Cuando una persona sufre una mutilación en un accidente y tiene que despedirse de una de sus extremidades para cambiarla por un sustituto de madera o fibra de vidrio, es frecuente que algunas veces sienta molestias en el codo que le quitaron, que el pie que se marchó pique a la altura del tobillo y le haga inclinarse con el fin de rascar al impostor que no es de carne. Los psicólogos conocen este fenómeno con el nombre de síndrome del miembro fantasma: pedazos de nosotros dejaron de formar parte del rompecabezas y seguimos notando su ausencia de una forma física, como si el vacío que han dejado tuviera forma y volumen y pudiera palparse. Pienso en ese síndrome cuando leo la noticia de que un denodado equipo médico del hospital Virgen del Rocío de Sevilla ha conseguido desgajar a dos siamesas que la naturaleza había traído soldadas a este mundo, y me pregunto si ellas sentirán a su modo, también, esa carencia de los pacientes amputados. Tal vez, en su vida adulta, las siamesas experimenten que les falta algo a cierta altura del cuerpo que no logran determinar, tal vez un pálpito se haga manifiesto en un tercer brazo desaparecido o busquen calmar la inquietud de un intestino que no está ahí.

Esa nostalgia no sólo tendría que limitarse a la carne y el hueso, también podría hacerse manifiesta en los órganos del alma. Existe una anatomía oculta que copia la que es visible para el resto de las personas, y es el cuerpo de nuestras emociones, recuerdos, temores y dudas: la imagen de nuestro primer amor o de un paisaje remoto que vislumbramos en la adolescencia constituye una parte más íntima de nuestra identidad que el dedo meñique o que el cabello que diezmamos cada vez que acudimos a la peluquería. Quizá la mitad del alma de una de las siamesas haya quedado aprisionada en la otra y esa otra esté repleta de sentimientos o premoniciones que no le pertenecen; y quizá en el futuro, quién sabe, la tristeza y la alegría se contagie de corazón a corazón sin necesidad de contacto directo, sólo a través del confuso circuito del parentesco, porque ellas fueron al inicio de la vida una misma carne y un mismo espíritu que los bisturís divorciaron.
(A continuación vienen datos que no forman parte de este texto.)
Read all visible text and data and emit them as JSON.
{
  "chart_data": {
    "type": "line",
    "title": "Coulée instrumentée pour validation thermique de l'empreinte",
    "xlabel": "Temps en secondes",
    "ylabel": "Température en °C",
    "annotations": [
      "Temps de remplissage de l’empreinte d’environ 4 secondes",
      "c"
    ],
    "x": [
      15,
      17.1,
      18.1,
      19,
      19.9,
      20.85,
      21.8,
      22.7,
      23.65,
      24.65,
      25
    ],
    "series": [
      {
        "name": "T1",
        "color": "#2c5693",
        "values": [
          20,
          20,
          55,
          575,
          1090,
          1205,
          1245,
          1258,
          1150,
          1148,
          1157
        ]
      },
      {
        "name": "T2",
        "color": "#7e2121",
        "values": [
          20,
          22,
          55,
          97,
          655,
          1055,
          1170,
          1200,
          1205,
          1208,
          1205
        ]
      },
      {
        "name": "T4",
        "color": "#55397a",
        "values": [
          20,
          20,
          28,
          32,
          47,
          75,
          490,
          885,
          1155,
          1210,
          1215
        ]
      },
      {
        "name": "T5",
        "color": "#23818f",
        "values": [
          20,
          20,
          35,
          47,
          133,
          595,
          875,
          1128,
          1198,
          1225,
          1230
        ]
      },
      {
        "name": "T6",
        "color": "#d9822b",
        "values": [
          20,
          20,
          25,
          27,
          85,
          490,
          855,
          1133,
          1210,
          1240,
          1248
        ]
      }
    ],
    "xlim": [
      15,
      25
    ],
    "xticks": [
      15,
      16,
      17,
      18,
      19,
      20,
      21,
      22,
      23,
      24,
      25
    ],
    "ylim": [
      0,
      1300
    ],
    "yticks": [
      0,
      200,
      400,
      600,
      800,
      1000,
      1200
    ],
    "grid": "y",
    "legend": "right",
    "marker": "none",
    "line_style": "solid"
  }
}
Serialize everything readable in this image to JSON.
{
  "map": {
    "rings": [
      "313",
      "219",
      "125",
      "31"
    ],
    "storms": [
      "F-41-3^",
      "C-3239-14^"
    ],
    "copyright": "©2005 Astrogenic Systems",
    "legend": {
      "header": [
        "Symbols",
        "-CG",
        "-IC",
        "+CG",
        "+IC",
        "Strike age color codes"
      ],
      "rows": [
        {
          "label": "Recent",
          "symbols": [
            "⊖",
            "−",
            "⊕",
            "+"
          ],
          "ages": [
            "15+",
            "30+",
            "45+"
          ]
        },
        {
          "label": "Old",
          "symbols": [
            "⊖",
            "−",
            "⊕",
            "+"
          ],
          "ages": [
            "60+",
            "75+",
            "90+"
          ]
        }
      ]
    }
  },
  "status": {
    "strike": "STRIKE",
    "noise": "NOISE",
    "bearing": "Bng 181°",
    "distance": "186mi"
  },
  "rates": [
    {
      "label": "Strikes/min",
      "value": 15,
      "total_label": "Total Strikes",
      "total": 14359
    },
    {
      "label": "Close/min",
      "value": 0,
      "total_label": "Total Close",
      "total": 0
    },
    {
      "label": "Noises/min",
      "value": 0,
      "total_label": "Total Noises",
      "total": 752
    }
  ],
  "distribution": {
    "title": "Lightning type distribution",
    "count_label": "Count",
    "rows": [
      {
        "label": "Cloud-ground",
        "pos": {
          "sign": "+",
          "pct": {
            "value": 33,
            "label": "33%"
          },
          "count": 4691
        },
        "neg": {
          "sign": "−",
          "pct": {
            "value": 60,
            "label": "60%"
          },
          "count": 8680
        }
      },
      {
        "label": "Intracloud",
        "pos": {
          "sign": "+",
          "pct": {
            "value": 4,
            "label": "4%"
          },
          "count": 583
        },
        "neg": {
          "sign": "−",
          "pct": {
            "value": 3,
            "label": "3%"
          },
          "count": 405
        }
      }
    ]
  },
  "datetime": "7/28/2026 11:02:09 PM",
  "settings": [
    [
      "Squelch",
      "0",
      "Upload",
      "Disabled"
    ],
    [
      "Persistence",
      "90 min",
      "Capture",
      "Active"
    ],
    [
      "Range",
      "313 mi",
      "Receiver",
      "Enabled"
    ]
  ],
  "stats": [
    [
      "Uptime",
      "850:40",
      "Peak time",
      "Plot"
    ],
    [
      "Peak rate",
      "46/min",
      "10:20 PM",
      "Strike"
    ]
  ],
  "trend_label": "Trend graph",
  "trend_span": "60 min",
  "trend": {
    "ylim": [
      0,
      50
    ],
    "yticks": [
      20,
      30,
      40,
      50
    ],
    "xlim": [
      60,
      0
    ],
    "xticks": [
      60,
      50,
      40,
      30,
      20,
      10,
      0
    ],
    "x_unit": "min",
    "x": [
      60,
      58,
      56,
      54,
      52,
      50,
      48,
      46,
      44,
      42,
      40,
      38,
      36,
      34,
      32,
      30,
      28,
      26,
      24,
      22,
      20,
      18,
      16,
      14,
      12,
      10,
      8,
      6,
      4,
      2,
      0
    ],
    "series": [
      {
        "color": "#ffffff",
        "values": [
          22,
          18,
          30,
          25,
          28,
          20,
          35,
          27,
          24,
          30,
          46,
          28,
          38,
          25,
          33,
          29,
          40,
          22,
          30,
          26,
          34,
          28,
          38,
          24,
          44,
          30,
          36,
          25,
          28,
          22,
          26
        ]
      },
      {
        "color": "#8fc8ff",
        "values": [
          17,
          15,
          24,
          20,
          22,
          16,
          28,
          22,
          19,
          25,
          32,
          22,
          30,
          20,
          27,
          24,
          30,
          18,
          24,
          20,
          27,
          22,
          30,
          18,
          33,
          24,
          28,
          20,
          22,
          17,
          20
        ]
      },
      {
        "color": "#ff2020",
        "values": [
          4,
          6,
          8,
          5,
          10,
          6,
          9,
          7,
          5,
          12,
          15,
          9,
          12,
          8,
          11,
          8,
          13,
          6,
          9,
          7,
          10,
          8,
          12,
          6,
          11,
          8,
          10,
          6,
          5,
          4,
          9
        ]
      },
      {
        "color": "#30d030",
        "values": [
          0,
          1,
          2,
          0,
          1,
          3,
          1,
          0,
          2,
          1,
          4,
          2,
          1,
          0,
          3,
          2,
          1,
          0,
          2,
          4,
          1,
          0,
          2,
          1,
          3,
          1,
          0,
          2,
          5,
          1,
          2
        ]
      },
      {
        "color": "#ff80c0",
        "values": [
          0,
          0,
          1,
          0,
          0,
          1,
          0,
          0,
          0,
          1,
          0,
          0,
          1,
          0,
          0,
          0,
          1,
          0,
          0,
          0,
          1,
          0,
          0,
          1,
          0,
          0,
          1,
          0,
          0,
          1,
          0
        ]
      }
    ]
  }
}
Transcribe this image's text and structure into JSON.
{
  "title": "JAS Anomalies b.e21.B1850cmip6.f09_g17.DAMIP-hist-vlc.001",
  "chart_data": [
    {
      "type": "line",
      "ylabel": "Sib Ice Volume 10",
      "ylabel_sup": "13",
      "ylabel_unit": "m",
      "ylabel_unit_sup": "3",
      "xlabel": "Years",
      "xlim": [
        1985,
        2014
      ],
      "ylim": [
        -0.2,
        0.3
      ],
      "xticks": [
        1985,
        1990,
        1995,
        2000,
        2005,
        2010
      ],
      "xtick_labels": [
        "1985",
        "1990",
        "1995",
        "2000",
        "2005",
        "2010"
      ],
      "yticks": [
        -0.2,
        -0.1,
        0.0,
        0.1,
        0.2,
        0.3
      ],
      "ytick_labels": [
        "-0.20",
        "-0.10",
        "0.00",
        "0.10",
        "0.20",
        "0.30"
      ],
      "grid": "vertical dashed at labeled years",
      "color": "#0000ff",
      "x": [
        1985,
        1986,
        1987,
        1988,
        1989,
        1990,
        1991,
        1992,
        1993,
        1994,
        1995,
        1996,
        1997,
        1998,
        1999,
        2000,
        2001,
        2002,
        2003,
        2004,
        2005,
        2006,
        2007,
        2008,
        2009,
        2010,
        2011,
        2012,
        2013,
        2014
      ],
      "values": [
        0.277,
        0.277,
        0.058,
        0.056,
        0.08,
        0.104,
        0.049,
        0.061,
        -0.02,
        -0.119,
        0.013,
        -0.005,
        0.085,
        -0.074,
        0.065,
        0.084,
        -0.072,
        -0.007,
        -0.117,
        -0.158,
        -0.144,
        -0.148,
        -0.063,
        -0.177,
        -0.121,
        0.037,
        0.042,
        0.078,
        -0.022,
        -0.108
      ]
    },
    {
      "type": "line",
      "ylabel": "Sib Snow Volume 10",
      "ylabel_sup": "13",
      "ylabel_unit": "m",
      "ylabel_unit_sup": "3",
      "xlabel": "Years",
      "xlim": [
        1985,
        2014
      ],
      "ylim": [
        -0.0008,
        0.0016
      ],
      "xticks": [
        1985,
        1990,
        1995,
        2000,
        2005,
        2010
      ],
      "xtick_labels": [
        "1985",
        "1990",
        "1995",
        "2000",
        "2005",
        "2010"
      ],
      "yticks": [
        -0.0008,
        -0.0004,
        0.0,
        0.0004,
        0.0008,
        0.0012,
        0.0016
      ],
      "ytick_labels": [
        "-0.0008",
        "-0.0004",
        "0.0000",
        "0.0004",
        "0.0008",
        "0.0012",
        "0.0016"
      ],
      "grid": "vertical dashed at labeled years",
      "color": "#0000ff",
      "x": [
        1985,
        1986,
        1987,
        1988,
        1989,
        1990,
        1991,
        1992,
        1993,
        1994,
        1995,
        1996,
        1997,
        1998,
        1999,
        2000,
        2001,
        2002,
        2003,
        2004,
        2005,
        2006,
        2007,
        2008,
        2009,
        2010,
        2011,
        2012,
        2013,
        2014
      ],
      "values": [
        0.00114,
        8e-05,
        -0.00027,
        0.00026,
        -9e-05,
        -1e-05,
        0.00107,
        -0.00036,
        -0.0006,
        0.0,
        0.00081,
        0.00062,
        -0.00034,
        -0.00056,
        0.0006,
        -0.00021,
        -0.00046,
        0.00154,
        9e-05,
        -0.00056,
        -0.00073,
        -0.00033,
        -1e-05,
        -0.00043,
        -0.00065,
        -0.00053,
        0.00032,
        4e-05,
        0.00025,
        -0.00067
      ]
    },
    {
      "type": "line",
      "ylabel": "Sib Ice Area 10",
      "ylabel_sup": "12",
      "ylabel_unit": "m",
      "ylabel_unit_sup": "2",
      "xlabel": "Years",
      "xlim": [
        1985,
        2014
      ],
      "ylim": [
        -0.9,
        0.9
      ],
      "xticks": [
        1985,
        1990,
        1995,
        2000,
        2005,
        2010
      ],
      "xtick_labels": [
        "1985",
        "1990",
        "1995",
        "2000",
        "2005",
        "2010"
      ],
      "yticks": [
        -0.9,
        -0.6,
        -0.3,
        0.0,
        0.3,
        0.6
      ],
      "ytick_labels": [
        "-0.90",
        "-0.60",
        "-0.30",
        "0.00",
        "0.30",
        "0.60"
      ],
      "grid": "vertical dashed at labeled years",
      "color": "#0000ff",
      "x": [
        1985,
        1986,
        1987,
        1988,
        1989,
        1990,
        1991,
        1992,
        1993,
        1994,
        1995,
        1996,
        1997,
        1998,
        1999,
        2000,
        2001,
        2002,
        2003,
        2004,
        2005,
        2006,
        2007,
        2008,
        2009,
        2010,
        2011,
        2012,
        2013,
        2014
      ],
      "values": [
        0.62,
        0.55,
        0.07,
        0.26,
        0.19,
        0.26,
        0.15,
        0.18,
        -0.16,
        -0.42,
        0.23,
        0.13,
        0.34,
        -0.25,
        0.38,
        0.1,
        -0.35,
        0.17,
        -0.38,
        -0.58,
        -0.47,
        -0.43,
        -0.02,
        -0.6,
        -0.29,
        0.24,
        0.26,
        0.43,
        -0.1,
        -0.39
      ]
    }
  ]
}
En un hermoso pasaje de El Banquete, Platón explica que los hombres son las sobras de una raza antigua y contradictoria que compartió la Tierra con los dioses antes del estreno de los siglos. Estas criaturas eran hermafroditas, circulares, constaban de dos cabezas, cuatro brazos y cuatro piernas, y subían las laderas rodando como el aro con el que juegan los niños. El pecado de soberbia, el mismo pecado de todas las tragedias griegas, atrajo hacia ellos la furia de Zeus y una lluvia de rayos hizo que cada uno quedara dividido en dos, que los círculos se partiesen y en su lugar restaran seres huérfanos con cabezas impares. Desde entonces, un magnetismo irresistible nos arrastra hacia el prójimo, en busca de aquel fragmento que perdimos y que sigue doliéndonos en cierta zona de la sangre: esa es la naturaleza del amor. En el fondo, todos somos siameses como esas niñas del hospital de Sevilla y todos sentimos demasiado a menudo que nos hemos quedado solos, que un apéndice imprescindible de nosotros se perdió en una sala de operaciones que no podemos ubicar.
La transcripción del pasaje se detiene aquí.